By Hannah Wallace February 28, 2006

As many of us know, the term "human resources" didn't always refer to the department. The department used to be called personnel, and human resources translated to a company's people assets: the intangible resources, the ones that make all other assets pale in value. After all, it's people who create, acquire, market and administer the tangible assets, which are usually more easily replaceable. But there's nothing easy about replacing a good employee.

If we really set the management bar as high as possible-almost unreasonably high-we might determine that turnover, whether caused by termination or resignation, can be considered a flaw in hiring: something during the interview process we didn't observe, a line of questioning we didn't pursue or just something we didn't pick up on. Think about it. If we rightfully exclude reasons involving death, retirement, relocation based upon sudden personal factors, and unexpected, unbelievable opportunities or winning the lottery (retirement again)-a person who leaves a company, whether by choice or not, may have been wrong for the job in the first place.

I think our most important business decisions involve whom we bring into our companies. If we do that right, everything else can be made easier. Turnover, which occurs everywhere in varying degrees, can be disruptive and time consuming. Since it's hard to replace good people, and since firing is a hurtful and gut-wrenching experience, then collectively we ought to be better at hiring.

There should be nothing easy about the process. Good interviews need to be conducted with maximum astuteness and focus-no interruptions or mind wandering-and should occur enough times to provide ample opportunity to get to know the interviewee in depth (and vice versa), to determine consistency and to see if initial applicant infatuation, which sometimes occurs, becomes a lasting thing.

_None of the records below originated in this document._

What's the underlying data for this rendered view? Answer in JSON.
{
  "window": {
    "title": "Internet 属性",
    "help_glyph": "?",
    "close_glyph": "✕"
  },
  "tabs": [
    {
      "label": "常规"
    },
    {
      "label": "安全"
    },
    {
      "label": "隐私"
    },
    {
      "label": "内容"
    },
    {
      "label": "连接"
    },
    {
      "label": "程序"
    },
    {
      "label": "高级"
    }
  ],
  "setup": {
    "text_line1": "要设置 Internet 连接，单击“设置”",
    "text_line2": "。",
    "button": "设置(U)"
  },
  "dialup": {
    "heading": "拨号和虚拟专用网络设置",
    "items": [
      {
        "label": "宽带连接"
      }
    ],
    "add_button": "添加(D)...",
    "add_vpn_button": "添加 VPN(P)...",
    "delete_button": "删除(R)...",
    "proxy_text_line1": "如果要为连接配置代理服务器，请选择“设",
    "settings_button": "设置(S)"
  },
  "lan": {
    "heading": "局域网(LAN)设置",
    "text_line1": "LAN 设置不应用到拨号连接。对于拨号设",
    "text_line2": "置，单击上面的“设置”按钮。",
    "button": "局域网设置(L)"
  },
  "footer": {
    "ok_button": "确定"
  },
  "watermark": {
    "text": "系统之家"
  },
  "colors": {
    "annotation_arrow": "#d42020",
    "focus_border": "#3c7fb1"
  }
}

Years ago at CBS there was a sales executive named Charlie Warner, whom some of us referred to as "the great hirer." Charlie was responsible for bringing to CBS some of the most talented media people I've ever worked with. His standards were incredibly high, and his interview style was nothing short of relentless. If Charlie was truly interested in the applicant, he'd forcefully ask probing questions, one after another. Every statement uttered by the interviewee was examined for intelligence and conviction. Because the jobs he was looking to fill were sales and sales management positions in the ultra-competitive world of radio, he needed to see how candidates thought on their feet and handled themselves under the pressure of tough questioning bordering on rejection. Since a good salesperson should be nothing less than stellar in an interview situation-selling oneself-Charlie's goal was to discover what was beneath an often articulate, glib and confident surface.

There was almost no turnover in his operation. By the time you got the job you had become an open book to Charlie and you wanted that job far more than when you first walked into his office. You also knew, for all the right reasons, you had made a career commitment to CBS. This was mutual decision making at its highest level, producing long-lasting positive results.